A fellow veteran friend of mine who married an East Asian woman — maybe Korean, I can’t remember– told me how traditional medicine in the region worked, according to his experience: You go in to the office and talk to the…doctor? Herbalist? Medical care provider. The provider asks you questions about your diet, your sleep, your lifestyle, sources of stress, and of course, your symptoms. This interview takes about forty-five minutes. Then, he takes 90 seconds selecting what looks like different kinds of grass and dirt and throwing them into a container. Then he gives you instructions about how to prepare and administer it. Then you go home, prepare the foulest smelling substance you’ve ever been near (just like in the episode), and drink it or slather it or whatever. You do that every day, and in a few days you’re feeling better than you were before you got the malady.
Regarding the Army commendation for Kwong, I don’t know if that would have meant much to 1950s Koreans. But I know that Afghans held certificates and awards from the Coalition in high esteem. We also learned that if we received a certificate or plaque or something from them, it really meant a lot. But yeah, Kwong’s alias could’ve used a ten spot even more.

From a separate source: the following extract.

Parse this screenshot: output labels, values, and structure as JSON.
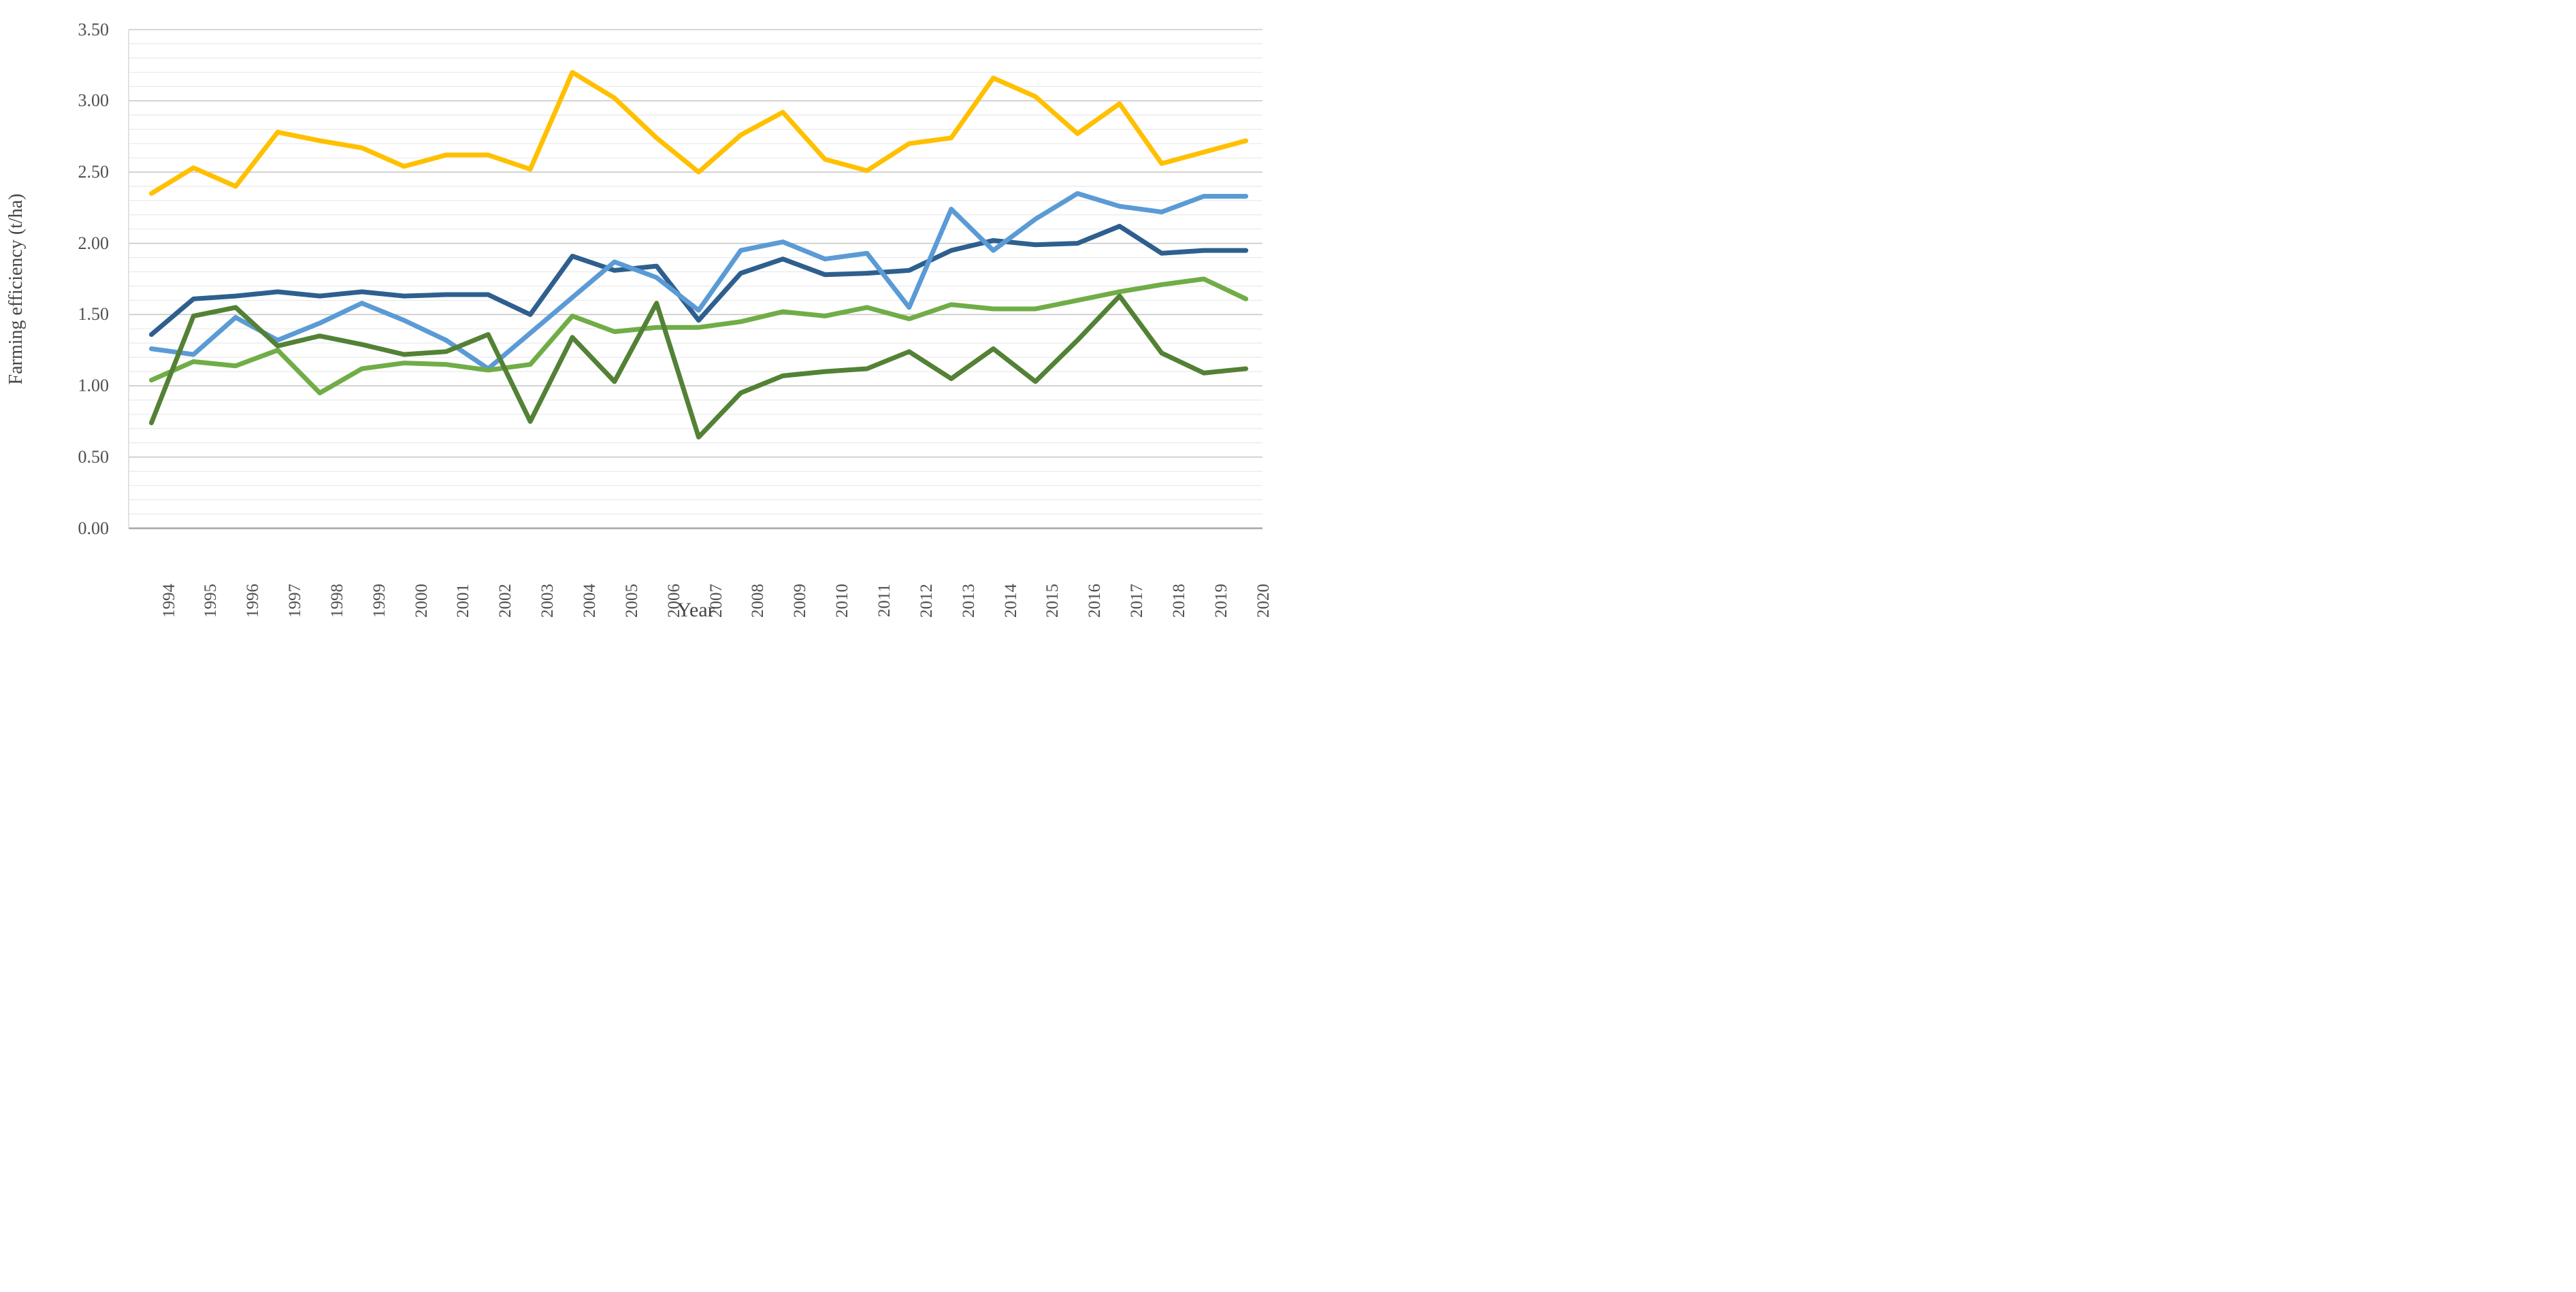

It would not have worked for the comedy, but had I been in Potter’s shoes, I would have thanked Hawkeye for bringing this theft of government property to the Army’s attention, taken the gun off his hands, had it moved to the artillery unit, and appointed an investigating officer. The end result would have been at least one supply sergeant in the stockade.
Red Notice was terrible, but at least I finished it. Argyle didn’t last twenty minutes.
Yes, drinking when you’re trying to hide something is dangerous, but sometimes these are the risks we have to take for our country.
Brett is right, of course, about moonshine. It’s corn-based whiskey. My great-grandfather had a vertically integrated moonshine business back when the county was dry and times were hard. Moonshine’s still available back home even though the county’s been wet for decades. My wife found that out when my mother had to warn her away from the “special” water bottle in Mom’s kitchen. Brett’s also right about Justified. It’s one of my top five favorite television shows ever. My wife enjoyed it, too, but she said I only watched it because it reminded me of home.
I’ve failed to comment on a lot of great MASHCast episodes this season — work and hurricanes and what-not — but I really love this MASH episode,. Also, Brett, as you both agreed, is a delight. For all these reasons, I had to pull out all the stops for this one. Great job, men!